Because HTTP and HTML are already stretched out to be broken resulting in the internet you know. Gemini protocol, on the other hand, starts from scratch with the idea to be limited by design on what it can possibly do, so as to remove the most common commercial enshittification cases as early as possible.
Sure you could make the argument that HTML has too much going on, but you don't have to use all of that. It is still at its core just as capable of rendering plaintext and hyperlinks as it was the day it was originally conceived.
Why couldn't this just be a webring of sites that are following a specific design philosophy. I don't understand the requirement of an entirely new language, protocol, and client. You're not executing the goal in any way than what is already possible, and you're cutting yourself off from being accessible by the vast majority of people by requiring them to install a whole new piece of software just to see if this idea is worth exploring.
The people who designed Gemini (and those who designed Gopher, and who did IRC, and...) have already gone to vast lengths explaining why it has to be redesigned from scratch, including new language and protocol. tl;dr: if you keep using current HTML, you have no way of preventing people from using eg.:
It is static pages with hyperlinks, only in a different protocol. It's supposed to be like upgraded Gopher with some good things from modernity and HTTP.
Static pages with hyperlinks have evolved into a certain horror we all know. One of the stated goals is that Gemini is not extensible by design. It's not intended to easily grow additional features, even server-side theming of pages.
Why new protocol and clients - because of control. It's a small protocol, clients are simple, they don't need all the sandboxing and interpreting and DOM that web browsers have.
I mean, there's the FAQ for this question among others, and it's like asking why Linux and not some Windows 1337 Pr0 B00tl3g Edition.
This is a neat idea, but the requirement of installing a whole new piece of software just to decide if it’s worth exploring is already a non-starter.
That "whole new piece of software" takes many times less than loading a webpage FFS, how often do you visit new webpages? And some people also play games, is installing a game a non-starter?
Well, I've made the point yesterday that it's unfair if another person expects me to always use what's convenient for them, but never returns the favor. And that there's no desktop client for WhatsApp for Linux, and that my wrists are bad with touchscreens, and that Meta are bad guys.
It was unexpected, but this worked and I now have some XMPP contacts, relatives, of course, who else would listen to me on that.

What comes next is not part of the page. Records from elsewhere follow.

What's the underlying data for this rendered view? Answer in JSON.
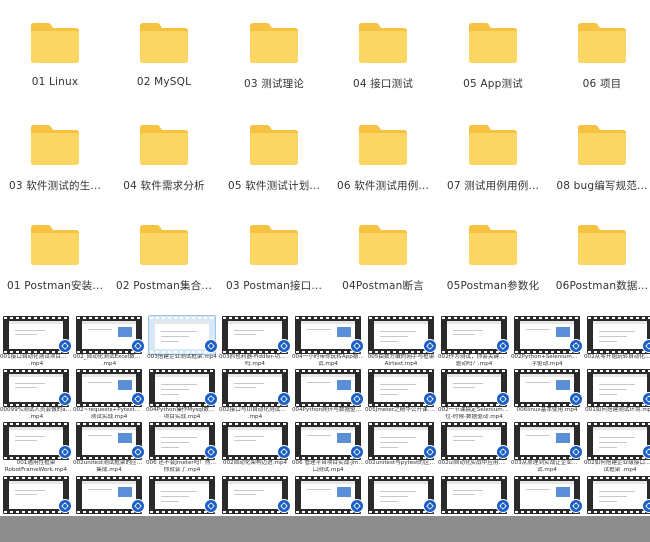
{
  "folders_row1": [
    {
      "label": "01 Linux",
      "icon": "folder-icon"
    },
    {
      "label": "02 MySQL",
      "icon": "folder-icon"
    },
    {
      "label": "03 测试理论",
      "icon": "folder-icon"
    },
    {
      "label": "04 接口测试",
      "icon": "folder-icon"
    },
    {
      "label": "05 App测试",
      "icon": "folder-icon"
    },
    {
      "label": "06 项目",
      "icon": "folder-icon"
    }
  ],
  "folders_row2": [
    {
      "label": "03 软件测试的生...",
      "icon": "folder-icon"
    },
    {
      "label": "04 软件需求分析",
      "icon": "folder-icon"
    },
    {
      "label": "05 软件测试计划...",
      "icon": "folder-icon"
    },
    {
      "label": "06 软件测试用例...",
      "icon": "folder-icon"
    },
    {
      "label": "07 测试用例用例...",
      "icon": "folder-icon"
    },
    {
      "label": "08 bug编写规范...",
      "icon": "folder-icon"
    }
  ],
  "folders_row3": [
    {
      "label": "01 Postman安装...",
      "icon": "folder-icon"
    },
    {
      "label": "02 Postman集合...",
      "icon": "folder-icon"
    },
    {
      "label": "03 Postman接口...",
      "icon": "folder-icon"
    },
    {
      "label": "04Postman断言",
      "icon": "folder-icon"
    },
    {
      "label": "05Postman参数化",
      "icon": "folder-icon"
    },
    {
      "label": "06Postman数据...",
      "icon": "folder-icon"
    }
  ],
  "videos_row1": [
    {
      "l1": "001接口自动化测试项目实战",
      "l2": ".mp4"
    },
    {
      "l1": "002_自动化测试Excel数据驱动",
      "l2": ".mp4"
    },
    {
      "l1": "003搭建企业测试框架.mp4",
      "l2": ""
    },
    {
      "l1": "003抓包利器-Fiddler-功能全了",
      "l2": "吗.mp4"
    },
    {
      "l1": "004一小时带你玩转App稳定性测",
      "l2": "试.mp4"
    },
    {
      "l1": "005由数方嫩的网手与框架",
      "l2": "Airtest.mp4"
    },
    {
      "l1": "002作为测试，你会关键字和数据",
      "l2": "驱动吗？.mp4"
    },
    {
      "l1": "002Python+Selenium实现关键",
      "l2": "字驱动.mp4"
    },
    {
      "l1": "002从零开始玩转自动化.mp4",
      "l2": ""
    }
  ],
  "videos_row2": [
    {
      "l1": "00099%测试人员会做的app测试",
      "l2": ".mp4"
    },
    {
      "l1": "002~requests+Pytest接口自动化",
      "l2": "测试实战.mp4"
    },
    {
      "l1": "004Python操作Mysql数据库综合",
      "l2": "项目实战.mp4"
    },
    {
      "l1": "002接口与UI自动化测试的应用",
      "l2": ".mp4"
    },
    {
      "l1": "004Python爬环与数据驱动.mp4",
      "l2": ""
    },
    {
      "l1": "005Jmeter之精华公开课.mp4",
      "l2": ""
    },
    {
      "l1": "002一节课搞定Selenium元素定",
      "l2": "位-时候-数据驱动.mp4"
    },
    {
      "l1": "006linux基本使用.mp4",
      "l2": ""
    },
    {
      "l1": "001如何搭建测试环境.mp4",
      "l2": ""
    }
  ],
  "videos_row3": [
    {
      "l1": "001通用性框架",
      "l2": "RobotFrameWork.mp4"
    },
    {
      "l1": "002unitest测试框架的应用与数据",
      "l2": "集成.mp4"
    },
    {
      "l1": "006 还不会Jmeter吗！然了这个",
      "l2": "你就会了.mp4"
    },
    {
      "l1": "002自动化架构迈进.mp4",
      "l2": ""
    },
    {
      "l1": "006 管理平台项目实战-Jmeter接",
      "l2": "口测试.mp4"
    },
    {
      "l1": "002unitest与pytest的区别.mp4",
      "l2": ""
    },
    {
      "l1": "002ui自动化实战中应用.mp4",
      "l2": ""
    },
    {
      "l1": "003从原理到实战让企业的接口测",
      "l2": "试.mp4"
    },
    {
      "l1": "002如何搭建企业级接口自动化测",
      "l2": "试框架 .mp4"
    }
  ],
  "videos_row4": [
    {
      "l1": "",
      "l2": ""
    },
    {
      "l1": "",
      "l2": ""
    },
    {
      "l1": "",
      "l2": ""
    },
    {
      "l1": "",
      "l2": ""
    },
    {
      "l1": "",
      "l2": ""
    },
    {
      "l1": "",
      "l2": ""
    },
    {
      "l1": "",
      "l2": ""
    },
    {
      "l1": "",
      "l2": ""
    },
    {
      "l1": "",
      "l2": ""
    }
  ],
  "colors": {
    "folder": "#fcd664",
    "folder_back": "#f5c242",
    "badge": "#1c5fc4",
    "selection": "#d7e8f9"
  }
}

Same, but the trick is to force workplace to pay it and deal with it. During the three years I was freelancing I had four company phones at home and had to pay for none of them, other than battery rechargings (and that's when I ever brought them home; on weekends I just powered them off and left them in the garage).
This would include YouTube, mail, drive, maps, search which I use daily. And it will be baked into android, and possibly Mac os so it supports the latest standard.
My guess is that sooner or later google chrome will show scary warnings "this site does not support dem, here is a link why this is bad!!!" In the browsers address bar to get users and webmaster to adopt the DRM.
I rarely use Youtube, but this would help boost free/libre alternatives. I use Gmail web, which means Thunderbird-only or switching back to my own mailserver. Drive, there is Nextcloud. Maps, I mostly use Osmand. Search, I use ddg but here's good point to use p2p and speciality search engines. Android, guess why I'm using Lineage OS. OS X, guess why I'm using Linux, or could switch to *BSD.
Google can continue to devolve into a shittier version of a walled garden that is Apple.